Defusing the Debt Bomb
It can be done. Here's how.
Everyone seems to be pessimistic about America these days. In poll after poll, Americans worry about their future. Pundits, myself included, write despairingly about the monumental challenges we face. Academics plan seminars on America's decline.
So, perhaps more to cheer myself up than anything else, I decided to ask what it would take to fix the U.S. There is one problem that overshadows all else. Washington is taking on debt burdens that are huge and, as the baby boomers retire, look truly frightening. The Peterson Institute estimates that the U.S. government's programs for Social Security and health care are al-ready $43 trillion in the hole. To cover this, the government would have to eliminate virtually all other spending and/or jack up tax rates into the 70 percent range. Foreigners would almost certainly demand higher interest rates if they lent money to the United States. And if we raised interest rates, the economy would stagnate—making the debt burden even more onerous.
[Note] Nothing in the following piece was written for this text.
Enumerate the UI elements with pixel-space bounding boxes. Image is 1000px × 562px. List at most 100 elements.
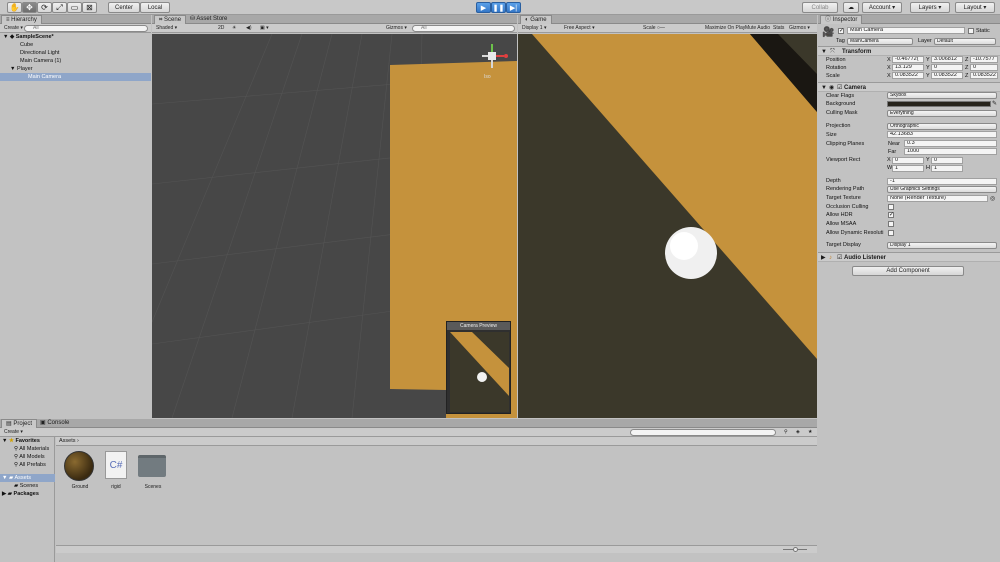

So, this problem looks unavoidable, but also insoluble. Remember, though, that America has a $14 trillion economy that was, until recently, growing quite fast. We can find ways to address even this challenge. Here are three simple proposals that would defuse the debt bomb, with money to spare:
First, adopt a value-added tax. More than 100 countries have some kind of a national sales tax. If America were to enact one tomorrow, at something like the average for industrial countries (18 percent), and drop income-tax rates to compensate somewhat, we could bring in hundreds of billions of dollars every year. To get a sense of the revenue potential, imagine if the United States were to adopt a VAT at the high end of the range—25 percent, similar to that of many Scandinavian countries whose economies have still grown as fast as America's over the last three decades. Such a tax, Leonard Burman calculates in the University of Virginia Tax Review, would bring in enough money to balance the federal budget, pay for health-care expansion, eliminate the income tax for all those earning less than $100,000 (90 percent of households), and cut the top tax rate to 25 percent. The tax would also restrain Americans from over--consuming and reward them for saving, the single most important long-term shift we need to encourage.
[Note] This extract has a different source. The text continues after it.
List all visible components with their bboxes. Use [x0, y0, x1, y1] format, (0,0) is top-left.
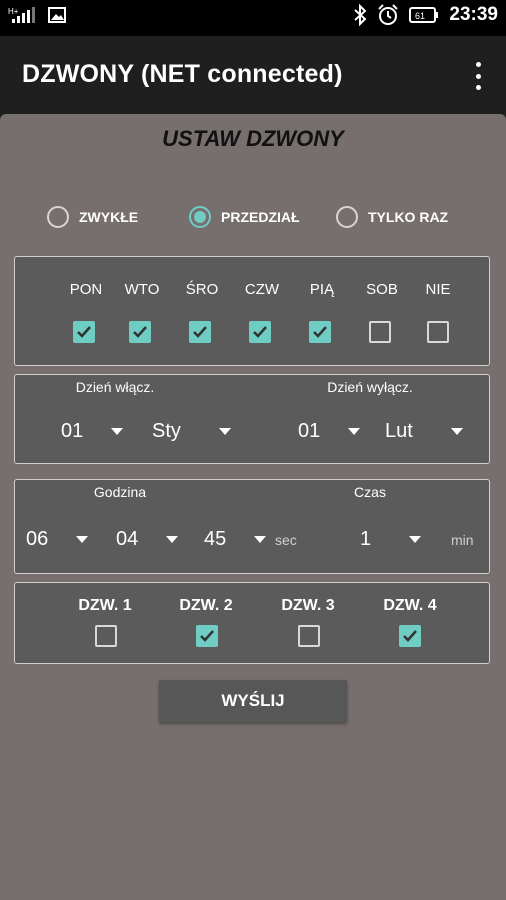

Second, end the massive, distorting subsidies for home-ownership, health care, and agriculture. These three subsidies together cost the federal government about $250 billion a year. All of them encourage behavior that is bad for the economy. The interest deduction on mortgage has encouraged the massive accumulation of debt that is at the heart of the current crisis. (No, it does not encourage homeownership. Neither Canada nor Britain has the subsidy, and both have slightly higher rates of home-owner-ship than we do.) Tax exemptions for employer-based health plans encourage overconsumption of health services—a point on which economists from both left and right agree. Agricultural subsidies, mostly handouts to large agribusinesses, are so egregious and market-distorting, one doesn't really know where to begin.
Finally, make sensible adjustments to entitlements. The most important fix is to tie benefits to rises in inflation, not wages, a seemingly technical matter, but one that could save the government hundreds of billions of dollars. Then raise the retirement age by a couple of years, and link it to life expectancy, which increases by three months every year. This is not impossible. Germany just raised its retirement age to 67. In fact, many European countries have fixed their pension systems so that they will be solvent for decades, even longer.
Each of these policies could be phased in so that the timing is right. They could be pared back, especially if other savings and reforms are enacted. (Currently, tax breaks and deductions cost the government $1.1 trillion a year.) But just these three fixes would place the United States on a firm fiscal footing, leaving it with ample resources to invest in research, education, infrastructure, alternative energy, and whatever else we want.
I know, I know—it's the politics that makes this look hard. I understand how impossible it is for Congress to impose even a little pain, despite general agreement that we are in a severe crisis. But as we sink, let's not pretend that our problems are insurmountable. The solutions are out there in plain sight.